La question de l'original ne se posait pas dans les termes traditionnels du «fait main». Quand un tableau rejoignait son commanditaire qui, en général, l'avait grassement payé, il s'appréciait d'abord pour sa conception. Même si des collaborateurs y avaient travaillé, l'oeuvre valait parce qu'elle avait été imaginée, structurée et composée par son auteur. En ce sens, le vieux Titien annonce peut-être l'impressionnisme (c'est l'opinion rabâchée dans chaque livre ou article), il préfigure surtout, par son mode de production, les conceptuels et minimalistes des années 1970, pour lesquels l'usinage remplacera l'artisanat. Entre travail et argent, le Vénitien avait inventé des relations originales et fort lucratives.
Très longue vie. Dans les dernières salles (il y en a six), qui correspondent à l'ultime période de sa très longue vie, sont accrochées deux oeuvres éloquentes. Le Christ au denier, autrement titré le Paiement du tribut et dont une version antérieure est conservée à Dresde, représente la scène illustrant la formule «Il faut rendre à César ce qui appartient à César», par laquelle Jésus affirmait à sa manière la séparation du temporel et du spirituel par le truchement d'espèces sonnantes et trébuchantes. La seconde peinture parle aussi d'argent. Il s'agit du portrait de Jacopo Strada. Le marchand d'art est montré en train de proposer une antiquité à un invisible acheteur devant une table sur laquelle sont placées en évidence quelques pièces de monnaie. Le personnage est à la fois splendide et madré et, comme tel, proche de ce que devait être Titien lui-même.

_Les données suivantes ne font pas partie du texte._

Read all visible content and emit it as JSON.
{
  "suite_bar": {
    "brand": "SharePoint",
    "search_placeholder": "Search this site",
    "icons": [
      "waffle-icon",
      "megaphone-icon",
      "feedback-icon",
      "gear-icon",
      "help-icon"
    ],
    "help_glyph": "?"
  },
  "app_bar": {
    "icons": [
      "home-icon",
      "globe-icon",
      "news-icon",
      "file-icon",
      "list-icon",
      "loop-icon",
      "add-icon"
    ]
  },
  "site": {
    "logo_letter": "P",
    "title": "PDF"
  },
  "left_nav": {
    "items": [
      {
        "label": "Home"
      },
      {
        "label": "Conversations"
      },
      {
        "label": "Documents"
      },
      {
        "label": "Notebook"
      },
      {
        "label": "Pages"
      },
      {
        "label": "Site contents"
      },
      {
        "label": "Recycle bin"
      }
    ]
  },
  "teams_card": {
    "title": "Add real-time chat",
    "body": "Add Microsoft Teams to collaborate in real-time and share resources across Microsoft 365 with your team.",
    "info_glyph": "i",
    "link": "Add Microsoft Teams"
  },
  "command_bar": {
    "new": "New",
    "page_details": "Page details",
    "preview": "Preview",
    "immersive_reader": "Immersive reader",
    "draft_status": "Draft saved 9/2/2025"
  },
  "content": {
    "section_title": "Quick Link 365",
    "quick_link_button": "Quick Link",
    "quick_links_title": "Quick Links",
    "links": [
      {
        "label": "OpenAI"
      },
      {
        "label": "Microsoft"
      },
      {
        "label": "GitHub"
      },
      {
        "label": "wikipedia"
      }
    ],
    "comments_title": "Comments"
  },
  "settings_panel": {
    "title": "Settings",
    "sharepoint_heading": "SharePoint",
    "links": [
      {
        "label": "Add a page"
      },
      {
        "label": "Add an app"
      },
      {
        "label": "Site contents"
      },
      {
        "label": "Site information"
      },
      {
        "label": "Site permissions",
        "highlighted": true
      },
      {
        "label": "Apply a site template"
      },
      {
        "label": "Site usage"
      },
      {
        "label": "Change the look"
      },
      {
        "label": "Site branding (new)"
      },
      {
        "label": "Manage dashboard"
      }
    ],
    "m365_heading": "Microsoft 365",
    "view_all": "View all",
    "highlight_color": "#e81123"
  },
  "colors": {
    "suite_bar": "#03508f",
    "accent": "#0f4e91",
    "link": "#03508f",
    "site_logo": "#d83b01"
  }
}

Avec les doigts. Ce dernier, non seulement faisait appel aux services de professionnels du marché de l'art pour écouler sa production, mais il était capable de les mettre en concurrence. On est loin de l'idéal romantique auquel le XIXe siècle va cantonner le rôle de l'artiste (devenu «maudit»). En retour, les courtiers du Titien ne vont pas se gêner pour faire accroire que, l'âge venu, le maître n'y voit plus clair et que sa main n'est plus très sûre, manoeuvre visant à casser les prix. L'accrochage lui-même apporte un éclairage pertinent sur le fonctionnement mercantilo-artistique des années 1570. Habituellement, en effet, le débat esthétique vise à présenter un Titien s'autorisant une extrême liberté en peignant Ecce Homo, le Supplice de Marsyas ou la Pietà, cette dernière «terminée» par Palma Giovane et, peut-être pour cette raison, absente de l'exposition. Il n'aurait plus rien à prouver et donnerait ainsi libre cours à son goût des couleurs (il étale la pâte directement avec les doigts). Et pourtant, voisin de cimaise, le Tarquin et Lucrèce (version 1571) répond à une commande de Philippe II. Il est traité avec le luxe de détails qui a déjà contribué à la gloire du peintre. Les rouges éclatent avec fureur, les chairs féminines palpitent avec délices, le couteau se dresse dans un élan sublime et mortel, bref, les ingrédients de l'école vénitienne à son apogée scintillent avec éclat, bien au-delà des prédécesseurs Bellini et Giorgione. Titien pouvait donc à la fois oser les effets de brouillage et de flous les plus surprenants tout en continuant à fournir les preuves d'une virtuosité devenue incontestable. Cette mise en parallèle réduit à néant la vision idéologique des fins de carrière «géniales», un peu à la manière d'un Degas précurseur, sur le tard, de la peinture abstraite.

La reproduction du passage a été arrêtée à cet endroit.